First, follow the installation for PyTroch you can find here: PyTorch - Get Started. As the provided models can have a high computational overhead, it is recommend to run them on a GPU. See the PyTorch page how to install PyTorch for GPU (CUDA).
Install with pip
Install the sentence-transformers with pip
:
pip install -U sentence-transformers
Install from sources
Alternatively, you can also clone the latest version from the repository and install it directly from the source code:
pip install -e .
Download the pretrained model from here and place it in the folder
Use the new UI
Run
python UI.py
The first query may be very slow as it creates the embedding for all the questions on LeetCode, but queries after that should only takes seconds.
The "Tags" section gives a list similar questions' tags and their frequency.
Run it from terminal
To use it run
python main.py "your question here"
Due to an attempt to clean up the database by stripping away examples and implementation details, several questions became empty strings. So when given a short phrase, the output will be all empty strings.
The leetData.csv file includes pairs of coding questions from leetCode and a similarity score. It is created using my other repo, Leetcode_similar_question_scraper
running
python train.py
will continus to train the model using the included dataset.
The model is created by continuing to train a BERT model built for the sts benchmark using the leetcode dataset.

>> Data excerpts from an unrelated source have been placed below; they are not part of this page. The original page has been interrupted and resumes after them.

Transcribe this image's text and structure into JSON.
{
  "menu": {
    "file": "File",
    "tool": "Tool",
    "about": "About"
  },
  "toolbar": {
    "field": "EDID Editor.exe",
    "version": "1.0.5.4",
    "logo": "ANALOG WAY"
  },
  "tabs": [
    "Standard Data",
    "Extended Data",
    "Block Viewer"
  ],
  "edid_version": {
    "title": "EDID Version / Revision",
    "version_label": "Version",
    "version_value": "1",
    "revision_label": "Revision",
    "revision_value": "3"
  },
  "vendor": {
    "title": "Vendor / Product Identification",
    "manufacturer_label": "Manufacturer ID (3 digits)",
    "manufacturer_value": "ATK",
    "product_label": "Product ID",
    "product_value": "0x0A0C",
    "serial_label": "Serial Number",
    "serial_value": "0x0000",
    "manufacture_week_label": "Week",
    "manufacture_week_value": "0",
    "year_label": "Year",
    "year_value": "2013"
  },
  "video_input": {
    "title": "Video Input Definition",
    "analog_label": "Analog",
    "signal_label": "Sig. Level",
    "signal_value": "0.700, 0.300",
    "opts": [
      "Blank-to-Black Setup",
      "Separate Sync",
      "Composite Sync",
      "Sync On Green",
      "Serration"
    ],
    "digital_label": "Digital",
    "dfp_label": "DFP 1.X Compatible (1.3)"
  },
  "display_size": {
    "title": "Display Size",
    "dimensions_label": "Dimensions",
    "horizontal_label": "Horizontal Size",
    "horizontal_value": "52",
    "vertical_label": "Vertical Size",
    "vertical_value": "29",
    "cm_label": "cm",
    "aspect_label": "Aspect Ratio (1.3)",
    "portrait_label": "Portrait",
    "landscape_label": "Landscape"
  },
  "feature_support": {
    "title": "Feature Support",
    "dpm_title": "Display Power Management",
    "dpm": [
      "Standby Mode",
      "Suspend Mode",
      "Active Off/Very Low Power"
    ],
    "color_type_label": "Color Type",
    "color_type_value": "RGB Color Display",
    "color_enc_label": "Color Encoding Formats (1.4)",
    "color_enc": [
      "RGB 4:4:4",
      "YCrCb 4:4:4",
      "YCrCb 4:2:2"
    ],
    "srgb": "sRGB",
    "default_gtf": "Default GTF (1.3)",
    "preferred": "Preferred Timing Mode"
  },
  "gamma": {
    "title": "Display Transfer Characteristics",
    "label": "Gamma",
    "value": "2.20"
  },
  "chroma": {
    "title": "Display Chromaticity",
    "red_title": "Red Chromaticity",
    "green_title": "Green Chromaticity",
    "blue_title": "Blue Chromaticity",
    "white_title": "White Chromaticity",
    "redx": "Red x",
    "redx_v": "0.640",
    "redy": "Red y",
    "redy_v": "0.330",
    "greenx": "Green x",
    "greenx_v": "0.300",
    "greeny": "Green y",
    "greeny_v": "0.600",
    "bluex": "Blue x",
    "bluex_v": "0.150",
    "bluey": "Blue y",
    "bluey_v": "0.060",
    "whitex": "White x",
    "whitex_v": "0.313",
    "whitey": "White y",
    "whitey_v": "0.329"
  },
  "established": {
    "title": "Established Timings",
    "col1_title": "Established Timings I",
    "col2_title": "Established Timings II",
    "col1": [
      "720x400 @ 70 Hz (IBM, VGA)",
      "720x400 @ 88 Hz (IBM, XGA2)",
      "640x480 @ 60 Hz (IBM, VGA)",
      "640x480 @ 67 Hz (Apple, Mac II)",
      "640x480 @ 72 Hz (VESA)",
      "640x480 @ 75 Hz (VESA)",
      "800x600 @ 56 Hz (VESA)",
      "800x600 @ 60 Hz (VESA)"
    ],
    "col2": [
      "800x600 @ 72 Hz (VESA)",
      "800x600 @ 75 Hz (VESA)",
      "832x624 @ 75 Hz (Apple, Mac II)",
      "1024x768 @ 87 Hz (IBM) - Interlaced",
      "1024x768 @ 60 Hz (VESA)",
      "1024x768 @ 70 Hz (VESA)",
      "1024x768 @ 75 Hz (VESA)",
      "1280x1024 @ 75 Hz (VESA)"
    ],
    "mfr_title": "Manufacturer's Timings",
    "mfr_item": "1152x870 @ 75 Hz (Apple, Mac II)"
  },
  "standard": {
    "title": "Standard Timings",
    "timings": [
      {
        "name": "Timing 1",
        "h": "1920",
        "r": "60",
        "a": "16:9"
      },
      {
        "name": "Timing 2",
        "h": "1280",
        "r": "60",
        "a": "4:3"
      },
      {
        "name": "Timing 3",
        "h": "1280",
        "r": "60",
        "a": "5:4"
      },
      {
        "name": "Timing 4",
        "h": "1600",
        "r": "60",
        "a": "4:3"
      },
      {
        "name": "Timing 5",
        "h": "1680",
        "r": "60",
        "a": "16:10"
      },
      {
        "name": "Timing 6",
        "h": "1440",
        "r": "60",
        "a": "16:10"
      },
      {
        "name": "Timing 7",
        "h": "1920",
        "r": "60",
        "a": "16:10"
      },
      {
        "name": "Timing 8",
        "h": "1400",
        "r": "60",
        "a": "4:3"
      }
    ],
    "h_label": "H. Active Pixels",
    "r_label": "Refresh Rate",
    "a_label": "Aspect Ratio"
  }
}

The initial results seem positive
A simple change of subject which threw off google search and the orginal model trained on sts dataset was succesfullly detected by the new model.
However with a more complicated paraphrase, the model was unable to find the orginal question it was based on. But the similar questions it returned are all solved by dynamic programming, which is the way to solve the problem in the second query.